Questo, tra altre bellissime iniziative, è uno degli slogan più calzanti pensati e scritti dagli studenti degli istituti Vivaldi e Primo Levi che hanno partecipato ai due cortei organizzati a Santa Maria delle Mole
Come proposto dall’Assessorato ai Servizi sociali del nostro Comune, i ragazzi delle scuole Vivaldi e Primo Levi hanno sfilato ordinatamente per le vie di Santa Maria ed hanno confluito nel Parco Ruggero Lupini dove sono stati accolti dal Vice Sindaco Paola Tiberi, dall’Assessore Barbara Cerro, dal Presidente del Consiglio Comunale Gabriele Narcisi, dal Consigliere Blasetti e da un’entusiasta Anna Maria Gavotti, Responsabile del servizio stampa e cerimoniale del Comune, nonché da una folta rappresentanza del Comitato di Quartiere di Santa Maria delle Mole, a cui si è poi aggiunto anche il Sindaco.

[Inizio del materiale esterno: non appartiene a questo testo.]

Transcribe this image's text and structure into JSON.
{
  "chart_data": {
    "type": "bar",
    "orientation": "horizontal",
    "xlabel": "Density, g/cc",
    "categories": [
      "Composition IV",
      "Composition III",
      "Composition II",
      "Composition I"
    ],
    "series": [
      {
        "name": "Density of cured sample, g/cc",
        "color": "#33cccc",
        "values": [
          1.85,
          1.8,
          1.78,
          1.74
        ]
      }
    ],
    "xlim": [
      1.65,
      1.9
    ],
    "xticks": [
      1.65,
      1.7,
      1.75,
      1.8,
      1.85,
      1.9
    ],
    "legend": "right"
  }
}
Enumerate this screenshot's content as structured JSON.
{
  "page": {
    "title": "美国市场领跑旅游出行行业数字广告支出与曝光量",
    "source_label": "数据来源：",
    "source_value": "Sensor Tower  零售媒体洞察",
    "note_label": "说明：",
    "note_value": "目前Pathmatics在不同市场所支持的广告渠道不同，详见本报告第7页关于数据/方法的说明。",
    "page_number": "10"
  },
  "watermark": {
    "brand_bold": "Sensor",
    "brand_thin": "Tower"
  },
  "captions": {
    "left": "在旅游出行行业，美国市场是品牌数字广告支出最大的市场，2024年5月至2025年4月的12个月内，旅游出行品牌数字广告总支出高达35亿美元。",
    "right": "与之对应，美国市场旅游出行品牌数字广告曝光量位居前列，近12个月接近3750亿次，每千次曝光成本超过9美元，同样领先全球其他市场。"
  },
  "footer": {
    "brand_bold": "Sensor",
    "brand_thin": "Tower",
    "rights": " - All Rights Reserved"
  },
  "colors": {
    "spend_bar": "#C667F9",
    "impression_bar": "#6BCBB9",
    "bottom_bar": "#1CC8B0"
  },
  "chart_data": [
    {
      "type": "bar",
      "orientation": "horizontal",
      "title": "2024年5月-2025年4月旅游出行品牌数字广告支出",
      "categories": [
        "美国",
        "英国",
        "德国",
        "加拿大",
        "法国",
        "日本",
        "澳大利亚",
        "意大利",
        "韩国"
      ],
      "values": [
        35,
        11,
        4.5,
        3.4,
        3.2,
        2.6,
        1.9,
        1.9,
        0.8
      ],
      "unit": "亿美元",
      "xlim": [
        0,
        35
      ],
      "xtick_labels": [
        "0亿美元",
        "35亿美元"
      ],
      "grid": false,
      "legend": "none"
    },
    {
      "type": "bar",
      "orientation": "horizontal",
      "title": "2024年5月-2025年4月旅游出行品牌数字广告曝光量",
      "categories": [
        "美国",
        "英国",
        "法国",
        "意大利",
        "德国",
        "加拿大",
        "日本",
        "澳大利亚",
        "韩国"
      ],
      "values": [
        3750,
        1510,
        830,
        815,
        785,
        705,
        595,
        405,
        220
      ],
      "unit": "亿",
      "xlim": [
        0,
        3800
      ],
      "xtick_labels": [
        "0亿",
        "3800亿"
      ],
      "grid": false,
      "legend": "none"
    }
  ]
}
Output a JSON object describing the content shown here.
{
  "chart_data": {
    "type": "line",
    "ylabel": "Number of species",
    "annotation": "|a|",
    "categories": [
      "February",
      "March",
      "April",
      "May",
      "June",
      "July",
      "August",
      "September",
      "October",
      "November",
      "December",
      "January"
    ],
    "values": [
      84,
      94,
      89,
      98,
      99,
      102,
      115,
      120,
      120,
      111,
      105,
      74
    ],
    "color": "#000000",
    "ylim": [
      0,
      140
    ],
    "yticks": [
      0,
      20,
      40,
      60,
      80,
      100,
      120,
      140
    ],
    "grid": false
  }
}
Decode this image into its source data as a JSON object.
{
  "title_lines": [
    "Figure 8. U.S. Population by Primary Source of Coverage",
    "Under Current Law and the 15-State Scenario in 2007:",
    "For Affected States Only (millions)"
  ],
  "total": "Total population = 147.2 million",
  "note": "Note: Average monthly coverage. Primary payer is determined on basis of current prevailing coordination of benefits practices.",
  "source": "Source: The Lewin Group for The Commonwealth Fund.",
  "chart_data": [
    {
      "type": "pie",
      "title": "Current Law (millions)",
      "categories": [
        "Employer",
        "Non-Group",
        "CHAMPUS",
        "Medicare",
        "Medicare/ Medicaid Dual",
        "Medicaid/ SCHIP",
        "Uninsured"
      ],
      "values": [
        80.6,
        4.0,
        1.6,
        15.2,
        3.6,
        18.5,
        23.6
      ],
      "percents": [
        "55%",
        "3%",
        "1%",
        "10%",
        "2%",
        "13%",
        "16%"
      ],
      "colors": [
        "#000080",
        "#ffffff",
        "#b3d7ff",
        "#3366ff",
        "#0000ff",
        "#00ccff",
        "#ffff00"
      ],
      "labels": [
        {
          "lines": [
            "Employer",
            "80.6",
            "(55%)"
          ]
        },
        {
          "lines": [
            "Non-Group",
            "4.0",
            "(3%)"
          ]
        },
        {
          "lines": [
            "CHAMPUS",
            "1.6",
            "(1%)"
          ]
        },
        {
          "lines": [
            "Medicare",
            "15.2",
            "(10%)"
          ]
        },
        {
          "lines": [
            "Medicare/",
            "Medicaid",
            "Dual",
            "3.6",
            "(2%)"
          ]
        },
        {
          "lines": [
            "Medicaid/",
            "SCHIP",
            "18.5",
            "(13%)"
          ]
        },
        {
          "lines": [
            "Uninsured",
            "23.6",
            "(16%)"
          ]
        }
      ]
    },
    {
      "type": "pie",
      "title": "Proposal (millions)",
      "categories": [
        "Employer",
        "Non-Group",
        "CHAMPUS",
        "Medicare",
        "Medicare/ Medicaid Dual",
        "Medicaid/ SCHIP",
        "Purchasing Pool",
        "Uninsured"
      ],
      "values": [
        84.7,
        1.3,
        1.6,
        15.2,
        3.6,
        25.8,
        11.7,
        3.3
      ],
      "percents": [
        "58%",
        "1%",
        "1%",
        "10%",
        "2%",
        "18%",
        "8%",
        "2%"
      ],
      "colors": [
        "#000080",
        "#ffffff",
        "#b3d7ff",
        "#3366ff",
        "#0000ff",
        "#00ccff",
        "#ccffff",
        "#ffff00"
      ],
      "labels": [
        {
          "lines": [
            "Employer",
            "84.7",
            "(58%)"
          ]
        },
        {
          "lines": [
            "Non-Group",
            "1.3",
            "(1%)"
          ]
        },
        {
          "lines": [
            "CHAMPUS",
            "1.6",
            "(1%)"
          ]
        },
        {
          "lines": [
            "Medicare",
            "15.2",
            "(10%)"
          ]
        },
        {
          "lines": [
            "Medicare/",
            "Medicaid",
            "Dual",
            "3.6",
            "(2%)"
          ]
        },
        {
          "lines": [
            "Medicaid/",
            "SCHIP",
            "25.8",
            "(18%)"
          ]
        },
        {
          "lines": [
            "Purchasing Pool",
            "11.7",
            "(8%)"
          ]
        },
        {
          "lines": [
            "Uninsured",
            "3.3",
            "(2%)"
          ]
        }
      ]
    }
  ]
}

I ragazzi sono stati chiamati a descrivere quanto da loro elaborato sul tema del ‘Superamento degli stereotipi’, stereotipi che certamente abbondano sull’argomento della Violenza sulle Donne.
Gruppi di alunni cui è dovuta la realizzazione di cartelloni, vignette, slogan, componimenti, oltre che di una breve rappresentazione di un dialogo tra vari personaggi e della lettura di una poesia scritta da una delle alunne, si sono alternati sul palco coordinati dall’Assessore Cerro e da Anna Maria Gavotti, per descrivere il significato di quanto avevano realizzato.
Una manifestazione, che è stata caratterizzata da una sincera convinzione e dalla appassionata condivisione del reale significato della Giornata da parte di tutti i presenti, ma che ha anche evidenziato la maturità di pensiero di questi ragazzi.
Una menzione a parte meritano gli insegnanti che hanno assistito con grande orgoglio alle presentazioni dei loro alunni, dando la sensazione dell’esistenza di una grande capacità di comunicazione tra i docenti ed i discenti, condizione che rende molto più immediato l’apprendimento e molto più gradito lo studio.
Sfuggevole e di circostanza, mi sono invece sembrate, la partecipazione e l’intervento del sindaco.
Un grazie all’Assessore Cerro per questa lodevole e coinvolgente iniziativa, sperando che lo spirito di questa giornata rimanga per sempre fissato nel cuore dei nostri futuri uomini.